Mark Palmer is a licensed architect at CallisonRTKL in Washington, DC specializing in Healthcare architecture and sustainable design. He has volunteered with Architecture for Humanity since 2004 and has worked on public interest design projects in the United States, Africa, and India. In 2009, Mark led an interactive workshop with Jitegemee to plan and design the new buildings and campus. In 2013, he led the ‘A Place To Go’ project which designed and funded the construction of a biogas toilet for the program which creates energy from waste. Mark believes that design can make the world a better place and should be driven by culture, ecology, and social impact. Mark completed his Master of Architecture from Norwich University in 2004 and currently lives in Washington, DC. Mark loves all plants and animals, especially sharks and dinosaurs, watching zombie movies, and he only sings in falsetto.
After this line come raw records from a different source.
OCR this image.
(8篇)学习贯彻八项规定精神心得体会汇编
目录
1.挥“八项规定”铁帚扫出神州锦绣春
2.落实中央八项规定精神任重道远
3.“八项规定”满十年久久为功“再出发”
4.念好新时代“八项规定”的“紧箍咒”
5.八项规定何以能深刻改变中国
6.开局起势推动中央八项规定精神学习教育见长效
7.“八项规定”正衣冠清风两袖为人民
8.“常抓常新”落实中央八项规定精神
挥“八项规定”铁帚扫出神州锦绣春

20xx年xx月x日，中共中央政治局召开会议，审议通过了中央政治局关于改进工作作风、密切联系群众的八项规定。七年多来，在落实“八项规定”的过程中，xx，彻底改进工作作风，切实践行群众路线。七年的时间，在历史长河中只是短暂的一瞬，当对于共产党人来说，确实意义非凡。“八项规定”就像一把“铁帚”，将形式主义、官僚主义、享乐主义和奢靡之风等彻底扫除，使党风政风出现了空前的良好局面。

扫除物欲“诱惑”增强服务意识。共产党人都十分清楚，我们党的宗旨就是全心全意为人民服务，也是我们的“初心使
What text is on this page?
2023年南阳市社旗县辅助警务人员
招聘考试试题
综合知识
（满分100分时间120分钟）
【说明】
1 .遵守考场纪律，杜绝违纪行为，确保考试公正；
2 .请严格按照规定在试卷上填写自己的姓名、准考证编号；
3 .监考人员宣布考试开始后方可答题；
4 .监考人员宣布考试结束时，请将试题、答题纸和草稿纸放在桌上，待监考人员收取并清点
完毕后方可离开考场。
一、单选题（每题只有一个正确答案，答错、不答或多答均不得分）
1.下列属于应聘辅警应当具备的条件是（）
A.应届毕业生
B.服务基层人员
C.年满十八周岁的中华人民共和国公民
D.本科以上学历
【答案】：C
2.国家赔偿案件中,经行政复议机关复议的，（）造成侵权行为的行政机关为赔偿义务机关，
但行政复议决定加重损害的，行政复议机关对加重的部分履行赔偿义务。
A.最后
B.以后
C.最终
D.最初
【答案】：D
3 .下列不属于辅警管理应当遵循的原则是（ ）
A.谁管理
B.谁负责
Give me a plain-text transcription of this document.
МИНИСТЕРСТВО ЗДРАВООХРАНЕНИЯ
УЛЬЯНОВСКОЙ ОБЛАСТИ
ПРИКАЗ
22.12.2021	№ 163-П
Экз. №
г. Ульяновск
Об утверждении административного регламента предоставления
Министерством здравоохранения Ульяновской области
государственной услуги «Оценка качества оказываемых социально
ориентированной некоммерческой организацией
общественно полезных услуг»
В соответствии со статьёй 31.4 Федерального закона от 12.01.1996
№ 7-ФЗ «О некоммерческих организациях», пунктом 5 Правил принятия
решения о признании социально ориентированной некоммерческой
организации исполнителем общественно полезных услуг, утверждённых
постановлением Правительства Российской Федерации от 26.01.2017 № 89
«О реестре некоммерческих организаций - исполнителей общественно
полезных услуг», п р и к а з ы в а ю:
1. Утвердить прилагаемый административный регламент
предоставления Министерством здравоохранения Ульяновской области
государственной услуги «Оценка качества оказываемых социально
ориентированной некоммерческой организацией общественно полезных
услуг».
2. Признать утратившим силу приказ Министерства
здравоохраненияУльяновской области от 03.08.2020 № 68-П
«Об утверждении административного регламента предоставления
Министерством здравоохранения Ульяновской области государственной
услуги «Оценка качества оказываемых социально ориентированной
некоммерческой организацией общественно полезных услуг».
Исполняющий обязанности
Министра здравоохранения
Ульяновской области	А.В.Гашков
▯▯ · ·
Devin Powell is a science journalist with credits at publications ranging from the New York Times and the Washington Post to National Geographic and Nature. His work, featured in the Best American Science Writing anthology, has explored everything from how our brains work to how the universe began. He holds a BA in biochemistry from Harvard and a Master’s in science writing from Johns Hopkins, and got his start in science searching for new treatments for Alzheimer’s disease at Columbia University.
Regina Schwartz is the Director of the Public Engagement Unit for the City of New York, where her team conducts proactive outreach to reach vulnerable New Yorkers on a range of issues and ensure the adoption of modern outreach tools and tactics throughout the Administration. She also served as the Chief of Staff for Intergovernmental Affairs. She has expertise in the behavioral science of civic engagement, global and online organizing, scientifically-proven methods for increasing voter turnout, and improving the effectiveness of organizational communication. Formerly, she was the Deputy Director and a founding partner at the Analyst Institute, where she worked closely with hundreds of progressive organizations and the Obama Campaign to incorporate randomized experiments and scientifically proven best practices into their efforts. Regina worked in the Washington Office of Congresswoman Gillibrand and has a field and Union organizing background. She studied organizing and social movements under Marshall Ganz at Harvard College.